Mexico’s Defense Department (Sedena), which is made up of the army and air force, has detained nearly 8,000 people in anti-drug trafficking operations over the course of 2012, though low conviction rates mean many go free.
Between January and early September of this year Sedena detained nearly 8,000 people in anti-drug operations, reported El Universal. The numbers from 2012 are on track to match those of last year, when Sedena detained 12,465 people.
In operations against drug trafficking, Sedena seized over $7 million in Mexican and US currency.

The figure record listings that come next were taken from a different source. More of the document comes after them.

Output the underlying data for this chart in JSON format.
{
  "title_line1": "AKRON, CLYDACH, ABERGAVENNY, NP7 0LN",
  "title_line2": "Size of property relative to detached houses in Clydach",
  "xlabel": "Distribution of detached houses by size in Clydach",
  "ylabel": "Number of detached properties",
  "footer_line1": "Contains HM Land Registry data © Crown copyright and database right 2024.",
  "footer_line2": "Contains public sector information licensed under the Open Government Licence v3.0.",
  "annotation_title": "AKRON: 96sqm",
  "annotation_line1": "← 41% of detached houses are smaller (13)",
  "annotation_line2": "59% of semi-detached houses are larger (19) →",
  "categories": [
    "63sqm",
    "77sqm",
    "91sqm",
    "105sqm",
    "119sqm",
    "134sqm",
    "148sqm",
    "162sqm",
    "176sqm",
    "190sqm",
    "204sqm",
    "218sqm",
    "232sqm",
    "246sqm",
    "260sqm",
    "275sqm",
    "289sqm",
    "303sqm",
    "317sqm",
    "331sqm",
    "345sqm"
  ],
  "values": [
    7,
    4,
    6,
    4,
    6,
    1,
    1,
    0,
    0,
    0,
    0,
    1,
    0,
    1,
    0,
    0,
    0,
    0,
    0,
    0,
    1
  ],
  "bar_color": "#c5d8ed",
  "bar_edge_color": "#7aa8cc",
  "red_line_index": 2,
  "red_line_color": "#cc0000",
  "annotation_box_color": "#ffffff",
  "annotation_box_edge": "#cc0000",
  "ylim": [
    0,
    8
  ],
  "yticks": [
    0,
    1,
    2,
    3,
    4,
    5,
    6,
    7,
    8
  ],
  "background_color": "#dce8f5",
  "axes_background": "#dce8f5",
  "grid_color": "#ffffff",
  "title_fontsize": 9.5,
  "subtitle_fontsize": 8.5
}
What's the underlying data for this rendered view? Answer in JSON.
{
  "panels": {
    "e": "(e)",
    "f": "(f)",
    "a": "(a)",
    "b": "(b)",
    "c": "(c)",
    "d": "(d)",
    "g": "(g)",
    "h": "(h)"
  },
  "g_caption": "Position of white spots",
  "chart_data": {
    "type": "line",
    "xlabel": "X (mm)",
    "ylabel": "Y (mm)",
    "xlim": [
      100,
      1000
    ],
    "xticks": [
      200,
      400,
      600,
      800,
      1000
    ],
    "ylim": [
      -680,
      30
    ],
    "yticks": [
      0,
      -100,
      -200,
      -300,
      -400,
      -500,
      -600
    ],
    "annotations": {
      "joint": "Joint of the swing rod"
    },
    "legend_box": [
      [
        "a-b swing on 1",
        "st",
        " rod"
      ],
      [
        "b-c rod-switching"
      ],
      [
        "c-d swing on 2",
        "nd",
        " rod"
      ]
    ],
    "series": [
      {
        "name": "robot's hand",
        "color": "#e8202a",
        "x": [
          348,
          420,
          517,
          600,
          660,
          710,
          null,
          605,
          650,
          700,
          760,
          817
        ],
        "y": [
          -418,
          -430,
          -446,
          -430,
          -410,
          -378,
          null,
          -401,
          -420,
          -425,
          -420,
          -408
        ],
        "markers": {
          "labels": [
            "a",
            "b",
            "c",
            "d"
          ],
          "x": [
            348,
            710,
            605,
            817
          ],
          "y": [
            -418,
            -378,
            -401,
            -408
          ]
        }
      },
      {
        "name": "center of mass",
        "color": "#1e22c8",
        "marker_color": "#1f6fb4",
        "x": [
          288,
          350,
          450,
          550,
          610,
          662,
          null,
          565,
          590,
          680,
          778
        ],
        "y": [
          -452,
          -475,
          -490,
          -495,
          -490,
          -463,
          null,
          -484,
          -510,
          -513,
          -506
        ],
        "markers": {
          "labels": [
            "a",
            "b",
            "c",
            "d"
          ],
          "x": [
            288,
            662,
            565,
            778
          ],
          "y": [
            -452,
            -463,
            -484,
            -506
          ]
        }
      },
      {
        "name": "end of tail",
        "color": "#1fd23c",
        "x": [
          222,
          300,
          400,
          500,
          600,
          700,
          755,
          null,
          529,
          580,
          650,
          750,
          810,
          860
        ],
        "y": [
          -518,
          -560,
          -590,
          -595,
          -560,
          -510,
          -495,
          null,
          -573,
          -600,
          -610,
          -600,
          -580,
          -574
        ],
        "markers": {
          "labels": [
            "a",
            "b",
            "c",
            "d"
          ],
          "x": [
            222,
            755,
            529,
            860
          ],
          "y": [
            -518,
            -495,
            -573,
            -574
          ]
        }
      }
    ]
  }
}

In addition, the army has confiscated over 10,000 large arms, 5,000 small arms, and 1,500 grenades. They also seized over 10,000 vehicles, 18 planes, and 32 boats.
InSight Crime Analysis
The real challenge for the Mexican government is actually bringing those arrested to trial and obtaining a conviction. A report from Mexico’s Attorney General’s Office from earlier this month stated that only 31 percent of those detained by the office’s organized crime division between 2006 and 2011 were convicted. This is an improvement over previous reports that those arrested for drug trafficking had an estimated conviction rate of 15 percent.
A corollary issue is Mexico’s extensive use of pre-trial detention. Many people who are arrested are jailed without being charged or convicted, resulting in dangerously overcrowded, corrupt jails and making it easy for small-time offenders to become integrated into larger criminal networks within prisons.